Articulation générale du livre
Pascal Nottet situe très largement l’entreprise de Hume, mais ne le cite pas.
L’œuvre de Deleuze est schématisée en trois petits livres (chacun de moins de 200 pages) : 1) lecture de Hume (Empirisme et subjectivité, 1953), 2) lecture de Kant (La philosophie critique de Kant, 1963), 3) ces deux lectures conduisent au livre testamentaire de Deleuze (Qu’est-ce que la philosophie, 1991).
Le gros livre de Pascal Nottet (400 pages) — Qu’est-ce que le psychanalyse ? Tome 1 – s’applique à lire la lecture deleuzienne de Hume (sous-titre du livre : avec Deleuze et depuis Hume), se focalise sur le premier chapitre de Empirisme et subjectivité et plus précisément sur les six premières pages de ce premier chapitre.

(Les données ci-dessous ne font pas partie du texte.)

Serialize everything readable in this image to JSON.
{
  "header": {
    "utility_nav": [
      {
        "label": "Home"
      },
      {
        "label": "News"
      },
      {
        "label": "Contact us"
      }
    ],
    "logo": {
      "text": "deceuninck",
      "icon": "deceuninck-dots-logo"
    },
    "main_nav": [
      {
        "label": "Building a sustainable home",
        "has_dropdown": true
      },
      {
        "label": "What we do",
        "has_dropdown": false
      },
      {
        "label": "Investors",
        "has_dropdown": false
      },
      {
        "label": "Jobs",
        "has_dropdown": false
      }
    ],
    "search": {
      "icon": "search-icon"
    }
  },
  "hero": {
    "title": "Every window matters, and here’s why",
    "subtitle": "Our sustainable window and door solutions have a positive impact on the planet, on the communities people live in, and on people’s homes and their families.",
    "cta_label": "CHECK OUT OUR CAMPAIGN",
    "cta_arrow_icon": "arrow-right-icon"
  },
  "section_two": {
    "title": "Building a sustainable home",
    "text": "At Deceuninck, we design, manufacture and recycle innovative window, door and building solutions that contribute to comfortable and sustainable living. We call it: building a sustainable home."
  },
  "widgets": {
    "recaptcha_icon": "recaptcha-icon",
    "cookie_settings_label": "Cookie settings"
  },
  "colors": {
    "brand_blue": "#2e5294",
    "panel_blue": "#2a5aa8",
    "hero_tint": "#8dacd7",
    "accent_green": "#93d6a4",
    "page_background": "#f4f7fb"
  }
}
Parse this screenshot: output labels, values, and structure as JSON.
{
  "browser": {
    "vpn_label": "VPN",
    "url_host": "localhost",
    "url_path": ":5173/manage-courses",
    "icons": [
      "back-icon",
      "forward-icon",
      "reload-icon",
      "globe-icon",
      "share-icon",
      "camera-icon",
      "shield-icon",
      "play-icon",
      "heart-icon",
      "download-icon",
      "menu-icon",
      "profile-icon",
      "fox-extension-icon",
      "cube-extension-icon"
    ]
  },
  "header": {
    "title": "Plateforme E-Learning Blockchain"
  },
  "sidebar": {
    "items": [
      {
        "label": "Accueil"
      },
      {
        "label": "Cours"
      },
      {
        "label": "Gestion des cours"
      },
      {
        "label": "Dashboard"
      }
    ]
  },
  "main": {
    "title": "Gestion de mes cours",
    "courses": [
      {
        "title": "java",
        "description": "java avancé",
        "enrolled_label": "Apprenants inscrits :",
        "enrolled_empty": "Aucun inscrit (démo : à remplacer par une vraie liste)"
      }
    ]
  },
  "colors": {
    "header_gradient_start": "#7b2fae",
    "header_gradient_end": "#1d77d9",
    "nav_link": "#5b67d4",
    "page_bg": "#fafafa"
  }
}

Parcours minutieux de six pages de Deleuze en 400 pages de P. Nottet, c’est dire l’ampleur, la minutie et la rigueur du propos qui prétend traiter de la question : Qu’est-ce que le psychanalyse ? Le lecteur attendra les tomes suivants pour poursuivre la question infinie.
Hormis une préface engageante de Jean-Luc Yerlès, les introductions et les conclusions, le livre se présente en trois parties fort inégales : 1) présentation du projet de Hume (49 pages), 2) la question de l’entendement (15 pages) et 3) le problème qui se pose à Hume : comment se présente-t-il ? (255 pages).  
Ces trois parties correspondent à la lecture (stricte, rigoureuse, incantatoire) des trois premières parties du premier chapitre (« problème de la connaissance et problème moral ») de Empirisme et subjectivité : 1) énoncé du problème : les affections de l’esprit d’abord ou le problème moral, 2) complément du problème : l’entendement ou le problème de la connaissance, 3) comment le problème (au singulier) se présente-t-il articulant ensemble problème moral et problème de la connaissance ? Or, pour expliquer ce « comment » (troisième partie du livre de Nottet et troisième partie de premier chapitre du petit livre de Deleuze sur Hume), Pascal Nottet ne peut faire autrement que de nous entraîner déjà dans un double détour-dérapage du côté d’une part du petit livre de Deleuze sur Kant — La philosophie critique de Kant — (détour de 12 pages) et d’autre part du « plan d’immanence » du petit livre testamentaire — Qu’est-ce que la philosophie ? (détour de 138 pages).
En tenant compte de la complexité de la troisième partie, on peut diviser le livre de Pascal Nottet en cinq sections :
1) présentation du projet de Hume : affections (première partie, 49 pages),
2) question de l’entendement (deuxième partie, 19 pages),
3) comment le problème implique le devenir (première section de la deuxième partie, 38 pages),
4) la question du devenir implique et s’explique par
4a) la question de la faculté d’imagination (Kant 12 pages)
et surtout 4b) le plan d’immanence (Deleuze) (138 pages),
5) les principes d’association (67 pages).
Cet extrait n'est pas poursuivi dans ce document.